Here’s the wiki article on Gastrectomy.

Thank you.

Not Germany post-WWII. To this day in Germany, it’s hard to flip channels at night without coming across WWII documentaries, talk shows in which the Nazis are discussed, or movies dealing with the era. There are memorials to the murdered in every city and town. The history is taught in excruciating detail in school. The consensus is: we suck. We sucked then and we shall forever more suck because of what happened and how we allowed it to happen.

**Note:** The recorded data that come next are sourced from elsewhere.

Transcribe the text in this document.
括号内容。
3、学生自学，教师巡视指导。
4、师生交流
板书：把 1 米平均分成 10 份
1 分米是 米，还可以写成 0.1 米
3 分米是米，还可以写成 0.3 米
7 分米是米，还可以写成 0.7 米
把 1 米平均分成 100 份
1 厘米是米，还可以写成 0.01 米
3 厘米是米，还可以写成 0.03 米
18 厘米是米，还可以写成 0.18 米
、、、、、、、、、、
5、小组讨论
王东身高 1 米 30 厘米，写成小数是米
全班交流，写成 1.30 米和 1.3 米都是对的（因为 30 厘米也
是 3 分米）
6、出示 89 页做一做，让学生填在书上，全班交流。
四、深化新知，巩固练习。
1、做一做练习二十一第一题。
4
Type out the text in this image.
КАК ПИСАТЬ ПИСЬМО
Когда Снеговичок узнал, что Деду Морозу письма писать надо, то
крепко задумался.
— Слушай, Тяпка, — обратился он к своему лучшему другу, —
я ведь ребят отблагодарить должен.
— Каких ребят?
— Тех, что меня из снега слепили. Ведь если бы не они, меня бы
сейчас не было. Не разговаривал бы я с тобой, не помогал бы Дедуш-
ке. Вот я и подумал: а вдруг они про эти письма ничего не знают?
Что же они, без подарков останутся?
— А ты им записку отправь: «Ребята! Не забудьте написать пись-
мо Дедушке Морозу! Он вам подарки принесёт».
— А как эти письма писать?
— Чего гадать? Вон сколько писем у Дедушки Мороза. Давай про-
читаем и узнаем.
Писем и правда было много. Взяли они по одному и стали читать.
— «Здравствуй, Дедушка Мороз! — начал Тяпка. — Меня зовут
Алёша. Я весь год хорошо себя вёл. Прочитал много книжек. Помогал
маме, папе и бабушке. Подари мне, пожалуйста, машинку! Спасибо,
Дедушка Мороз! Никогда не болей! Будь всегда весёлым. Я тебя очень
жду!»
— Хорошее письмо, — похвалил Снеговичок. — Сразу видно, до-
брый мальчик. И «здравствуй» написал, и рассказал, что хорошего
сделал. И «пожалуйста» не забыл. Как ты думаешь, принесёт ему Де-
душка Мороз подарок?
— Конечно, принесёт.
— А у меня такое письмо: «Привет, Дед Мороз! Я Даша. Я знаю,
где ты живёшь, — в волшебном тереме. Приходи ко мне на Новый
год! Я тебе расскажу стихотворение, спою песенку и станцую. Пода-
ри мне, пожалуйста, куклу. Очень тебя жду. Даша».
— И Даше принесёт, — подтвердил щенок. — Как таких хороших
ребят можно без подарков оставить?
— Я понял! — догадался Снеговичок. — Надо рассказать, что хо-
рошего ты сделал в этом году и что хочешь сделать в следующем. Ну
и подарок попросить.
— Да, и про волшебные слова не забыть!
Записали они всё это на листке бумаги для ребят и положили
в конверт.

Germany’s actions in WWII were appalling, but wow, have the Germans not let themselves off the hook for it ever since.

I think that’s the thing. We have acknowledged our original sin of slavery and then segregation. South Africa has acknowledged its history of apartheid. Germany is ashamed by its Nazi history.

Japan worships its war criminals in a shrine.

Twenty-odd notable foreign dignitaries have visited Yasukuni Shrine since WWII, including from China, Vietnam, the Dalai Lama, the UK, Italy, etc etc.

Do you think these visitors were worshiping war criminals enshrined there during their visit?

And nobody outside the US doubts that Dresden, Tokyo, Hiroshima and Nagasaki were warcrimes…

No, it doesn’t.

Apparently there is a controversy on that.